Эдуард отвернулся от колыбели и подошел ко мне. Бережно просунув руки мне под лопатки, он осторожно меня приподнял и поцеловал.
— О нет, я по-прежнему желаю тебя, милая, — только и сказал он.
ВЕСНА 1476 ГОДА
И разумеется, я оказалась совершенно права: это были далеко не последние мои роды. Я всегда говорила, что мой супруг плодовит, точно бык на заливном лугу, таким он и оставался. Через год после рождения Ричарда я снова забеременела и в ноябре родила девочку, которую мы назвали Анной. В благодарность за дочку Эдуард подарил моему сыну Томасу Грею титул маркиза Дорсета, и я женила его на очень милой девушке — наследнице значительного состояния. Эдуард, правда, надеялся, что снова родится мальчик, которого мы заранее решили назвать Георгом в честь его брата, герцога Кларенса, чтобы братьев Йорк снова было трое и звали бы их Эдуард, Ричард и Георг; однако сам Георг, узнав о нашем намерении, не выказал ни малейшей благодарности. Он с детства был испорченным, жадным и завистливым мальчишкой и постепенно превращался в весьма малоприятного брюзгу, обладающего дурным нравом и исполненного разочарования. Возраст его уже близился к тридцати, его уста, в юности напоминающие розовый бутон, увяли, и на них застыла неизбывная презрительная гримаса. Будучи многообещающим юнцом, он упивался сознанием того, что является одним из сыновей славного дома Йорков; затем он некоторое время считался первым среди наследников английского трона, избранным самим Уориком, но увы, лишился этой перспективы, когда Уорик переметнулся на сторону Ланкастеров. Когда же Эдуард вновь отвоевал трон, Георг стал первым уже среди его наследников, переместившись, однако, на второе место в связи с рождением моего Малыша, принца Эдуарда. А уж после рождения принца Ричарда Георгу пришлось спуститься еще на одну ступеньку и занять третье место в череде наследников английской короны. Было очевидно, что чем чаще у меня будут появляться сыновья, тем ниже станет опускаться Георг, тем дальше он будет от трона и тем глубже погрузится в пучину зависти и ревности. А поскольку Эдуард славился любовью к своей жене, а я славилась своей плодовитостью, то возможность унаследовать трон для Георга превратилась в нечто почти несбыточное, и ему даже дали прозвище «герцог Разочарование».

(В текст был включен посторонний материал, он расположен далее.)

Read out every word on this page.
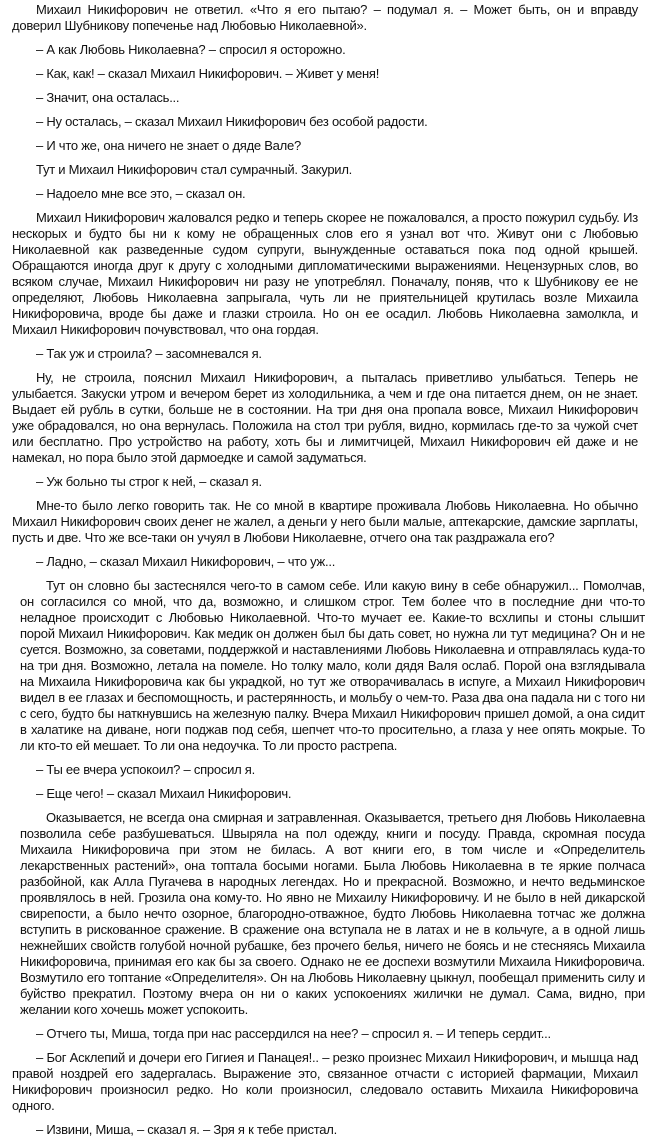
Михаил Никифорович не ответил. «Что я его пытаю? – подумал я. – Может быть, он и вправду доверил Шубникову попеченье над Любовью Николаевной».

– А как Любовь Николаевна? – спросил я осторожно.

– Как, как! – сказал Михаил Никифорович. – Живет у меня!

– Значит, она осталась...

– Ну осталась, – сказал Михаил Никифорович без особой радости.

– И что же, она ничего не знает о дяде Вале?

Тут и Михаил Никифорович стал сумрачный. Закурил.

– Надоело мне все это, – сказал он.

Михаил Никифорович жаловался редко и теперь скорее не пожаловался, а просто пожурил судьбу. Из нескорых и будто бы ни к кому не обращенных слов его я узнал вот что. Живут они с Любовью Николаевной как разведенные судом супруги, вынужденные оставаться пока под одной крышей. Обращаются иногда друг к другу с холодными дипломатическими выражениями. Нецензурных слов, во всяком случае, Михаил Никифорович ни разу не употреблял. Поначалу, поняв, что к Шубникову ее не определяют, Любовь Николаевна запрыгала, чуть ли не приятельницей крутилась возле Михаила Никифоровича, вроде бы даже и глазки строила. Но он ее осадил. Любовь Николаевна замолкла, и Михаил Никифорович почувствовал, что она гордая.

– Так уж и строила? – засомневался я.

Ну, не строила, пояснил Михаил Никифорович, а пыталась приветливо улыбаться. Теперь не улыбается. Закуски утром и вечером берет из холодильника, а чем и где она питается днем, он не знает. Выдает ей рубль в сутки, больше не в состоянии. На три дня она пропала вовсе, Михаил Никифорович уже обрадовался, но она вернулась. Положила на стол три рубля, видно, кормилась где-то за чужой счет или бесплатно. Про устройство на работу, хоть бы и лимитчицей, Михаил Никифорович ей даже и не намекал, но пора было этой дармоедке и самой задуматься.

– Уж больно ты строг к ней, – сказал я.

Мне-то было легко говорить так. Не со мной в квартире проживала Любовь Николаевна. Но обычно Михаил Никифорович своих денег не жалел, а деньги у него были малые, аптекарские, дамские зарплаты, пусть и две. Что же все-таки он учуял в Любови Николаевне, отчего она так раздражала его?

– Ладно, – сказал Михаил Никифорович, – что уж...

Тут он словно бы застеснялся чего-то в самом себе. Или какую вину в себе обнаружил... Помолчав, он согласился со мной, что да, возможно, и слишком строг. Тем более что в последние дни что-то неладное происходит с Любовью Николаевной. Что-то мучает ее. Какие-то всхлипы и стоны слышит порой Михаил Никифорович. Как медик он должен был бы дать совет, но нужна ли тут медицина? Он и не суется. Возможно, за советами, поддержкой и наставлениями Любовь Николаевна и отправлялась куда-то на три дня. Возможно, летала на помеле. Но толку мало, коли дядя Валя ослаб. Порой она взглядывала на Михаила Никифоровича как бы украдкой, но тут же отворачивалась в испуге, а Михаил Никифорович видел в ее глазах и беспомощность, и растерянность, и мольбу о чем-то. Раза два она падала ни с того ни с сего, будто бы наткнувшись на железную палку. Вчера Михаил Никифорович пришел домой, а она сидит в халатике на диване, ноги поджав под себя, шепчет что-то просительно, а глаза у нее опять мокрые. То ли кто-то ей мешает. То ли она недоучка. То ли просто растрепа.

– Ты ее вчера успокоил? – спросил я.

– Еще чего! – сказал Михаил Никифорович.

Оказывается, не всегда она смирная и затравленная. Оказывается, третьего дня Любовь Николаевна позволила себе разбушеваться. Швыряла на пол одежду, книги и посуду. Правда, скромная посуда Михаила Никифоровича при этом не билась. А вот книги его, в том числе и «Определитель лекарственных растений», она топтала босыми ногами. Была Любовь Николаевна в те яркие полчаса разбойной, как Алла Пугачева в народных легендах. Но и прекрасной. Возможно, и нечто ведьминское проявлялось в ней. Грозила она кому-то. Но явно не Михаилу Никифоровичу. И не было в ней дикарской свирепости, а было нечто озорное, благородно-отважное, будто Любовь Николаевна тотчас же должна вступить в рискованное сражение. В сражение она вступала не в латах и не в кольчуге, а в одной лишь нежнейших свойств голубой ночной рубашке, без прочего белья, ничего не боясь и не стесняясь Михаила Никифоровича, принимая его как бы за своего. Однако не ее доспехи возмутили Михаила Никифоровича. Возмутило его топтание «Определителя». Он на Любовь Николаевну цыкнул, пообещал применить силу и буйство прекратил. Поэтому вчера он ни о каких успокоениях жилички не думал. Сама, видно, при желании кого хочешь может успокоить.

– Отчего ты, Миша, тогда при нас рассердился на нее? – спросил я. – И теперь сердит...

– Бог Асклепий и дочери его Гигиея и Панацея!.. – резко произнес Михаил Никифорович, и мышца над правой ноздрей его задергалась. Выражение это, связанное отчасти с историей фармации, Михаил Никифорович произносил редко. Но коли произносил, следовало оставить Михаила Никифоровича одного.

– Извини, Миша, – сказал я. – Зря я к тебе пристал.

Ричард, младший из братьев Йорк, судя по всему, не возражал против подобного положения вещей, однако был страшно разгневан на нас после того, как Йорки, вернувшись из Франции, так и не стали развязывать новую войну, а напротив, установили довольно прочный мир. Все — и мой супруг, король Англии, и каждый здравомыслящий англичанин — безмерно радовались, что Эдуарду удалось заключить с Францией перемирие, причем на несколько лет, и французы еще должны были выплатить нам огромные деньги за то, что мы не потребовали обратно наши земли. Казалось, все с радостью восприняли подобный исход конфликта — мы избежали дорогостоящей и мучительной войны на чужой территории. Все, но только не герцог Ричард Глостер, который, можно сказать, вырос на поле боя. Теперь он направо и налево рассуждал о том, какие права имеют англичане на французские земли; твердил, что его отец всю свою жизнь сражался с французами. Ричард чуть ли не во всеуслышание называл Эдуарда, своего короля, ленивым трусом, упрекая его за нежелание начинать очередную весьма опасную военную кампанию.